Antananarivo, 9 Juillet, 14h15 – Il faudra encore attendre avant de connaître le prochain président de l’Assemblée nationale. Le doyen d’âge de l’assemblée qui a présidé la séance d’ouverture, Modeste Rakotorahalahy, annonce que l’Assemblée nationale va encore procéder à la mise à jour de son règlement intérieur avant d’élire le nouveau président de la chambre basse et avant de mettre en place le nouveau bureau permanent.
“Nous devons d’abord corriger le règlement intérieur car plusieurs articles ne sont plus en phase avec la réalité avant de pouvoir poursuivre sur d’autres sujets”, souligne le député élu à Mandoto dans son discours d’ouverture. Il met notamment en avant l’article 2 du règlement intérieur qui prévoit 151 députés alors que les membres de la chambre basse sont actuellement de 163.
Afin de pouvoir procéder aux travaux de révision du règlement intérieur, un comité ad hoc de 25 membres va se réunir dès ce lundi après-midi. Selon le doyen d’âge, la composition du comité ad hoc a été définie selon les rapports de force des différents groupements à la chambre basse. 13 de ses membres sont issus de la plateforme Isika Rehetra Miaraka Amin’i Andry Rajoelina (Irmar), huit des rangs des indépendants, trois du groupement Firaisankina et un de l’organisation Fivoi. Selon le doyen, la session spéciale va ainsi se poursuivre ce mardi 10 juillet pour “prendre une décision finale” à ce sujet.

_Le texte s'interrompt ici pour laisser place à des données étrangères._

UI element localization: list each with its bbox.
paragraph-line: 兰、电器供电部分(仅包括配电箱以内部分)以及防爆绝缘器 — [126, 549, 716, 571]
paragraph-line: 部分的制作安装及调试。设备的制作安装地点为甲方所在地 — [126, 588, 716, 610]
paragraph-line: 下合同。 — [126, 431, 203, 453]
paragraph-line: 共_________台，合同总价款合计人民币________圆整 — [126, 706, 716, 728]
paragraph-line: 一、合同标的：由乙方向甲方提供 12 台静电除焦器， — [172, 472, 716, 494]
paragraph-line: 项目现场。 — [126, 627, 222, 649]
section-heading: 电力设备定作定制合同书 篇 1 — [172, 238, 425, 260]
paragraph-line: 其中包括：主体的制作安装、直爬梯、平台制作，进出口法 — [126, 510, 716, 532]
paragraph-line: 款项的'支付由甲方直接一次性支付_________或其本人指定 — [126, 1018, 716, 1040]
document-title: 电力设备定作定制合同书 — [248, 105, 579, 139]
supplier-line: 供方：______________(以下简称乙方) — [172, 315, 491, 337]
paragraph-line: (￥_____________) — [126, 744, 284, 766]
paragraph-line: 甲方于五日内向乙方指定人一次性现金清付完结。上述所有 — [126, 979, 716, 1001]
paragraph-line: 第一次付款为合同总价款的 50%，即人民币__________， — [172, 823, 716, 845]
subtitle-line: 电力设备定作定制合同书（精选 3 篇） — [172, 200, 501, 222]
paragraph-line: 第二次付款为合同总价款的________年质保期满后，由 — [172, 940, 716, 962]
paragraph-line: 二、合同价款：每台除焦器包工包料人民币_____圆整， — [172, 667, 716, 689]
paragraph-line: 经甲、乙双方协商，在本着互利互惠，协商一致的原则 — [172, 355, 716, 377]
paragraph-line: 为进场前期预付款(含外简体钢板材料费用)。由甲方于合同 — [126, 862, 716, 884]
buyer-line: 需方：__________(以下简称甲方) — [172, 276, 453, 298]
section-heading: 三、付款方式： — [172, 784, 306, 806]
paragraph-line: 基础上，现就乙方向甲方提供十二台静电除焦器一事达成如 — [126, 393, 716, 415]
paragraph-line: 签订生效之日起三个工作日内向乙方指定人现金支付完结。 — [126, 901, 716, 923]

Si le débat lié à l’adoption du règlement intérieur et à l’élection du président de l’Assemblée nationale est autorisé sous la présidence du doyen d’âge, l’Assemblée nationale doit encore attendre une décision de la Haute cour constitutionnelle avant de procéder à toute autre activité. Selon le dernier règlement intérieur en vigueur, “le règlement [intérieur] ne peut être modifié que si la proposition en est faite par au moins un tiers des députés et adoptée par la majorité des ⅔ des membres composant l’Assemblée nationale”. La modification ne peut, par ailleurs, entrer en vigueur que si elle a été déclarée conforme à la Constitution par la Haute cour constitutionnelle, poursuit encore le règlement intérieur. Comme indiqué par la Constitution, “le règlement intérieur de chaque Assemblée est soumis au contrôle de constitutionnalité avant sa mise en application”.